The collective net-long position has exceeded 130,000 contracts for the first time since early 2022—when aluminum prices soared to a record high of $4,073.50 per ton following Russia’s invasion of Ukraine.
Open long positions (equivalent to nearly 5 million tons of aluminum) reached 198,744 contracts, the largest bullish bet since the LME first published positioning data in February 2018. Meanwhile, short positions have dropped from over 100,000 in April to 68,233, further amplifying the net positioning shift.
**Inventory Shifts** Last Thursday, over 100,000 tons of aluminum were registered as LME warrants. Some might assume this would dampen bullish enthusiasm about an impending aluminum shortage.
However, the impact on absolute prices and spreads has been minimal. While the benchmark cash-to-three-month spread is no longer in backwardation, the shift into contango remains negligible.
The reason? This delivery did not involve new aluminum ingots but rather a transfer from off-warrant to on-warrant stocks. While registered inventories surged at Malaysia’s Port Klang, off-warrant stocks there saw an equivalent decline.
Historically, Port Klang’s inventories have rotated like a "merry-go-round"—traders and banks competing for warrants to lock in lucrative storage fees. But compared to past shifts, the scale of this movement has significantly diminished.
Crucially, total LME aluminum stocks (registered + off-warrant) actually fell by 14,225 tons in October, maintaining overall inventories just above 700,000 tons for five consecutive months.
Notably, a significant portion of LME aluminum originates from Russia. While the U.S. has banned Russian aluminum imports outright, the EU will implement a full ban next year, with sanctions gradually tightening.

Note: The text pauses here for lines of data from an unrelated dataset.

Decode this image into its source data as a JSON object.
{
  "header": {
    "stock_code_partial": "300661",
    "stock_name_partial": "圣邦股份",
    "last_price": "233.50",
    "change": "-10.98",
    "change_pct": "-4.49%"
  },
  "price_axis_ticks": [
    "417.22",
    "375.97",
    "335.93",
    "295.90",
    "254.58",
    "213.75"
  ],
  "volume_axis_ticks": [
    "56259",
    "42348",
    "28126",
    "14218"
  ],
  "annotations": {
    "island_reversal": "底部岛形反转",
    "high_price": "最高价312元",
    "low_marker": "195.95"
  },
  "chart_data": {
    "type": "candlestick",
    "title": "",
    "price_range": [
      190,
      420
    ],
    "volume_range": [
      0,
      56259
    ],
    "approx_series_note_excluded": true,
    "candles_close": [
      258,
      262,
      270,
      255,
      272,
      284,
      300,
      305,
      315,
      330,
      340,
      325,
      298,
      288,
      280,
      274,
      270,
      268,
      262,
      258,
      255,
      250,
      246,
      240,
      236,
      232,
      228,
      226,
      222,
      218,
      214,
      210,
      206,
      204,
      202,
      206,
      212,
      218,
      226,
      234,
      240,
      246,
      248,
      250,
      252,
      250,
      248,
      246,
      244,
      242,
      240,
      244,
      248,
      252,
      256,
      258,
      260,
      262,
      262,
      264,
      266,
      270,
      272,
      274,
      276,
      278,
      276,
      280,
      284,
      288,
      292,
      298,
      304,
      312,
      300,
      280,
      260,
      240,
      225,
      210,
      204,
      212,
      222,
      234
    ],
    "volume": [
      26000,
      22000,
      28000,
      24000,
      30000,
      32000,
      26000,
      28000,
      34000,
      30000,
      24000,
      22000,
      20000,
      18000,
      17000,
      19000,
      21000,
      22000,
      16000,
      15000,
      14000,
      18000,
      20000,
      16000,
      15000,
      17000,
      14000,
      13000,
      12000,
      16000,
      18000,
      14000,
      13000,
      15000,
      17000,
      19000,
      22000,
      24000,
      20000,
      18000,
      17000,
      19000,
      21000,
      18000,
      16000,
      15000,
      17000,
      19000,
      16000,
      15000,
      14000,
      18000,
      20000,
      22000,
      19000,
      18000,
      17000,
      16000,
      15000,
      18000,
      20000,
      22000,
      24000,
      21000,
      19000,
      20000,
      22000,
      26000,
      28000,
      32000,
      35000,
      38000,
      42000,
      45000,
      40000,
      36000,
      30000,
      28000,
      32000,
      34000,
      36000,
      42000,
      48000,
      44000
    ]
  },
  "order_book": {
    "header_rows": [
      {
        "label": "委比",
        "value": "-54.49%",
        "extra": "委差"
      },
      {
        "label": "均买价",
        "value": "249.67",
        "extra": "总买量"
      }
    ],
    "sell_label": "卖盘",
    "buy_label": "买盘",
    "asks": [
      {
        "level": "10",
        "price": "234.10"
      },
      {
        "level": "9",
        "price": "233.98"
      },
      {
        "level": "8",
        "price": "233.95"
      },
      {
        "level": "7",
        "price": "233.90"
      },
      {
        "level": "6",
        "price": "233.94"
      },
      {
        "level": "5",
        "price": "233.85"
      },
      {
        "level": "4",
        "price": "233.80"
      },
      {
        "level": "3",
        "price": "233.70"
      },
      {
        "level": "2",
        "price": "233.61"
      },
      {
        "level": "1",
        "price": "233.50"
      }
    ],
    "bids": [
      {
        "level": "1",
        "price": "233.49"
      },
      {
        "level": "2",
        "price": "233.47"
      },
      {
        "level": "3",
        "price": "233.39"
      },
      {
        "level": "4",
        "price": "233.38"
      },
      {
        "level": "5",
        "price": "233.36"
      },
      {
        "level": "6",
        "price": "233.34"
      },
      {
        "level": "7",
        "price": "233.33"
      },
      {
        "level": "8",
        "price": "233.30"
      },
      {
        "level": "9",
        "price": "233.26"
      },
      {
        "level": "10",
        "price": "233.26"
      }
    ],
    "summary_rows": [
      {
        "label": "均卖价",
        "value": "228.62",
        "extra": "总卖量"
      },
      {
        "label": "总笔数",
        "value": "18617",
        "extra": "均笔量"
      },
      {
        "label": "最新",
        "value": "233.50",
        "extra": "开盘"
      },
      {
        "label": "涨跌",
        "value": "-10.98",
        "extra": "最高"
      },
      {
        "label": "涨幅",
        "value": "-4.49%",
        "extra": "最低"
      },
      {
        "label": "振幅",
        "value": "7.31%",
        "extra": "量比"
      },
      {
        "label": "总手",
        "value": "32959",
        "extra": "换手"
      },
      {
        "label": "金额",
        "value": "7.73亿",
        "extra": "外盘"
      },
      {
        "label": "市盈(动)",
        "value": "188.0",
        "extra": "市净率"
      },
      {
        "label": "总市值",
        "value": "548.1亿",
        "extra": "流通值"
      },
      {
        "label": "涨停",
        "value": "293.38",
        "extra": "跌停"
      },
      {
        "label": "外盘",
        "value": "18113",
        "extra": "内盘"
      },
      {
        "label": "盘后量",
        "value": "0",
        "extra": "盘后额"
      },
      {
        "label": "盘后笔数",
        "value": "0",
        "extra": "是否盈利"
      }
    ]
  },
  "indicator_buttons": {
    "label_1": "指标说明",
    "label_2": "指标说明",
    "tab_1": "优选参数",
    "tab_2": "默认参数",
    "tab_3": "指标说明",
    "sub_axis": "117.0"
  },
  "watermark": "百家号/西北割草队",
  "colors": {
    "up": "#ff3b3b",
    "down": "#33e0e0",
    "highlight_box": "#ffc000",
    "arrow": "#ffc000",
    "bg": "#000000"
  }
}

**Premium Dynamics** The recent inventory shift primarily involved Indian-branded aluminum, which holds far greater market acceptance among Western buyers compared to Russian metal.
The U.S. market exemplifies this trend: since February, when the Trump administration raised aluminum import tariffs to 25%, and June’s subsequent hike to 50%, U.S. aluminum premiums have climbed steadily.
The CME Group Inc Midwest premium—the extra cost U.S. consumers pay atop LME benchmark prices—has now hit a record $0.89 per pound ($1,938 per ton).
With U.S. delivery costs now at 67% of LME prices, it’s clear that pre-tariff stockpiles have been depleted, leaving the market facing a shortage.
This premium pull is redirecting Port Klang’s LME aluminum westward to the U.S. Reports indicate that commodity trader Mercuria, which holds a dominant long position in LME aluminum contracts, is shipping over 30,000 tons to the U.S.
Even LME warehouses can’t compete with current U.S. delivery premiums—explaining why months of rolling squeezes in London have yielded little new aluminum entering the LME system.
Unless fresh metal arrives, funds have little reason to challenge aluminum’s newly established bullish narrative.